A bullock  team at work in  the Burwood plantation, near Christchurch. — Otago Witness, 25.11.1919.
A bullock team at work in the Burwood plantation, near Christchurch. — Otago Witness, 25.11.1919.
Speaking at Riverton, the Prime Minister, Mr Massey, urged that the production of the dominion must be increased. If the Government was to avoid even a period of retrenchment, the people must make the most of their opportunities.

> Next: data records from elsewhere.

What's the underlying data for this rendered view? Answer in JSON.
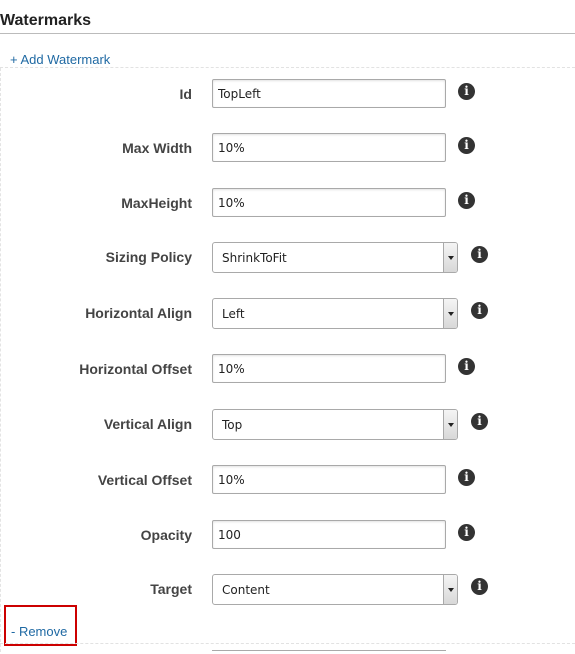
{
  "section": {
    "title": "Watermarks",
    "add_label": "+ Add Watermark",
    "remove_label": "- Remove"
  },
  "fields": {
    "id": {
      "label": "Id",
      "value": "TopLeft"
    },
    "max_width": {
      "label": "Max Width",
      "value": "10%"
    },
    "max_height": {
      "label": "MaxHeight",
      "value": "10%"
    },
    "sizing_policy": {
      "label": "Sizing Policy",
      "value": "ShrinkToFit"
    },
    "horizontal_align": {
      "label": "Horizontal Align",
      "value": "Left"
    },
    "horizontal_offset": {
      "label": "Horizontal Offset",
      "value": "10%"
    },
    "vertical_align": {
      "label": "Vertical Align",
      "value": "Top"
    },
    "vertical_offset": {
      "label": "Vertical Offset",
      "value": "10%"
    },
    "opacity": {
      "label": "Opacity",
      "value": "100"
    },
    "target": {
      "label": "Target",
      "value": "Content"
    }
  },
  "icons": {
    "info": "info-icon",
    "info_glyph": "i",
    "select_arrow": "chevron-down-icon"
  },
  "colors": {
    "link": "#1f69a3",
    "highlight": "#cc0000",
    "border": "#a9a9a9"
  }
}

So far the country had only scratched at its resources. He reminded his audience of what took place during the war. Nearly 100,000 of the manhood of this country went away from New Zealand, but the people who remained did the right thing — they exercised their best energy and enterprise, and the exports from New Zealand were never so great as they were during the war period. It was a fortunate thing for New Zealand that the Imperial Government had taken the responsibility of sending ships for its produce, and there was no question that to-day this dominion was the most prosperous country in the Empire.

National brass band

Arrangements have now been completed for the forming of a New Zealand brass band to tour the world. The sanction of the South Island Brass Bands’ Association has been secured, and it is expected that the North Island Association will follow suit. The scheme originated amongst some of our most prominent Dunedin bandsmen, and at present it is proposed that the band will consist of 30 members, who will be selected during the forthcoming band contest in Dunedin. The band will leave on tour in about six months’ time, and will first of all tour the dominion, then Australia, and afterwards sail for either South America or South Africa. Their itinerary will also embrace the Old Country, which it is hoped, to reach in October next, in time for the concert season. The reputation of New Zealand already made in so many branches of art and sport should be further enhanced by the band’s tour.

German mine destroyed

A Wellington Press Association telegram states that the German mine which came ashore at the mouth of the Mokau River was destroyed at 6 a.m. on Thursday. Reports received by the Naval Adviser state that the horns and other vital parts were broken off, that the mine was almost buried in the sand, and that it had been in the position in which it was found for some considerable time. — ODT, 1.12.1919.